Not going to buy Call Of Duty: Ghosts
The next chapter of the popular videogame series Call Of Duty will be released next week. It looks interesting.
The dog dies at the end, I think. [Oops, spoiler.] So it’s a post-apocalyptic “Old Yeller” with guns. Hooray. I’ll buy it anyway just because the COD series generally does a very good job with single-player campaign stories.
But I will have to wait til next year sometime to buy COD: Ghosts. Partly because I only buy used games, which are much less expensive. But more importantly, I don’t seem to be able to play those kinds of games anymore without triggering night terror episodes. The episodes don’t bother me because I am mostly unaware of them, but they seriously annoy darling wife. I’ve always had them, but they happen much more frequently when I play videogames.
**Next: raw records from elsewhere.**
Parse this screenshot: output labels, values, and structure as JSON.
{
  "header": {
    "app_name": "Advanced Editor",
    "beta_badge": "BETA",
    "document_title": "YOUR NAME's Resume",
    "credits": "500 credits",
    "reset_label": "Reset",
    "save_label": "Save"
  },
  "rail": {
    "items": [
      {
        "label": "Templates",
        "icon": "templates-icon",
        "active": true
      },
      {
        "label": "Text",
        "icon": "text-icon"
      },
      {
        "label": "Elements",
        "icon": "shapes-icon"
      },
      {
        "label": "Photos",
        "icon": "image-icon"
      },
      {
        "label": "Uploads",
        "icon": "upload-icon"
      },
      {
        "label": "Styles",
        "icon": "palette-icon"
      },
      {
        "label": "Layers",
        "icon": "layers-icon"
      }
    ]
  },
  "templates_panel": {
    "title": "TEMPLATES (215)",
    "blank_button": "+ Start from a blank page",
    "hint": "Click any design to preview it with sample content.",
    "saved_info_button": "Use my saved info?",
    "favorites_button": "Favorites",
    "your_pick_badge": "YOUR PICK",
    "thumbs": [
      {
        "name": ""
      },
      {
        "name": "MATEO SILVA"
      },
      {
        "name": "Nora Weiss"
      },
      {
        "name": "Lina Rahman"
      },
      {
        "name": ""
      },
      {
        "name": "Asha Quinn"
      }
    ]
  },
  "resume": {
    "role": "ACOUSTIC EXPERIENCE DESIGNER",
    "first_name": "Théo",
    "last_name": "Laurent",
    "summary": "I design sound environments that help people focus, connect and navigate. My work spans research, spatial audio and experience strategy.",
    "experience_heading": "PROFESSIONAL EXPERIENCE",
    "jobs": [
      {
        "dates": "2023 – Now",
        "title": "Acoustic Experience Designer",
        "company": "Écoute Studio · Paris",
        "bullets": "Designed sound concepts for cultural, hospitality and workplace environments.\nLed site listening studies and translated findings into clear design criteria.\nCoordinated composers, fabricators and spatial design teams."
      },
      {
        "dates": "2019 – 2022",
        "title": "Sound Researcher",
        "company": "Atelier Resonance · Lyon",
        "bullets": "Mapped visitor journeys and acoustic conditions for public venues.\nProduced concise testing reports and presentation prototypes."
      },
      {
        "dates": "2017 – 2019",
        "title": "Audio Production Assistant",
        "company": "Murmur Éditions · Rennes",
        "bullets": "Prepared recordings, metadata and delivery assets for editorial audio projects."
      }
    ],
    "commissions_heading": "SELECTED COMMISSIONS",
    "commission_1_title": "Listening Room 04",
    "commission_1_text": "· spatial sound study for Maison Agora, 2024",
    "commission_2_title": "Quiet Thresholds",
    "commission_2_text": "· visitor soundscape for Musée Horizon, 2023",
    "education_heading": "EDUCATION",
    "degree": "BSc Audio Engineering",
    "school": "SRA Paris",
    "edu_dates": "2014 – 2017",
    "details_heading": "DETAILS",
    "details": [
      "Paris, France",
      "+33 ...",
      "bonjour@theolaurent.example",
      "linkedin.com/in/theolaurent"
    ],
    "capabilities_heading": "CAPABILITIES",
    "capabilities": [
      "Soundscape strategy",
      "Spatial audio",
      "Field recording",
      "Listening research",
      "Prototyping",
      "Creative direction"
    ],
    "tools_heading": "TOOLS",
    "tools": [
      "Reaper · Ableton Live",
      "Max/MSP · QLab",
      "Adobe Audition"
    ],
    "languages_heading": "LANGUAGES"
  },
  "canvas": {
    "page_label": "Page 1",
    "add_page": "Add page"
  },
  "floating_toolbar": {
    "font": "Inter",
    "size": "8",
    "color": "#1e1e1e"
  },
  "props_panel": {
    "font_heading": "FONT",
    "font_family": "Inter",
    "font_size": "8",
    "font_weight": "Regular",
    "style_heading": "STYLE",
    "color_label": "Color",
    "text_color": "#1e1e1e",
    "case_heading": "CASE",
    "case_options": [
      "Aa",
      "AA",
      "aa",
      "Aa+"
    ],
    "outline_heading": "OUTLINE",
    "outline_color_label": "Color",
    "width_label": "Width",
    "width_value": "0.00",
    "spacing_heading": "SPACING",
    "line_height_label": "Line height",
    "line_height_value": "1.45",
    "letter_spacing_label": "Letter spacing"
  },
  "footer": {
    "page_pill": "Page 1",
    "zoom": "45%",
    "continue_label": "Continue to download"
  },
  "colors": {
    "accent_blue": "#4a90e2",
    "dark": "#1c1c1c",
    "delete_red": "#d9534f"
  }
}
I may have to quit playing videogames entirely, because even driving games or puzzle games seem to trigger episodes now, not just the violent first-person shooter (FPS) games. Perhaps it’s not the game content that’s the problem, but the act of playing a videogame in itself; energy spent focusing intently on detailed visual input and fine-motor response without gross-motor physical movement of the body. The process seems to build up toxins quickly in my brains, which then trigger the episodes during sleep. If I exercise briskly before sleep, or if I allow an interval of more than four hours between playing a game and going to sleep, the incidence of episodes decreases markedly, probably through the dispersal of said toxins.
Perhaps, like skydiving or long-distance driving, videogames are just one of those things that you have to stop doing after a certain point. It’s just too detrimental to your health. At least it seems to be detrimental to my health.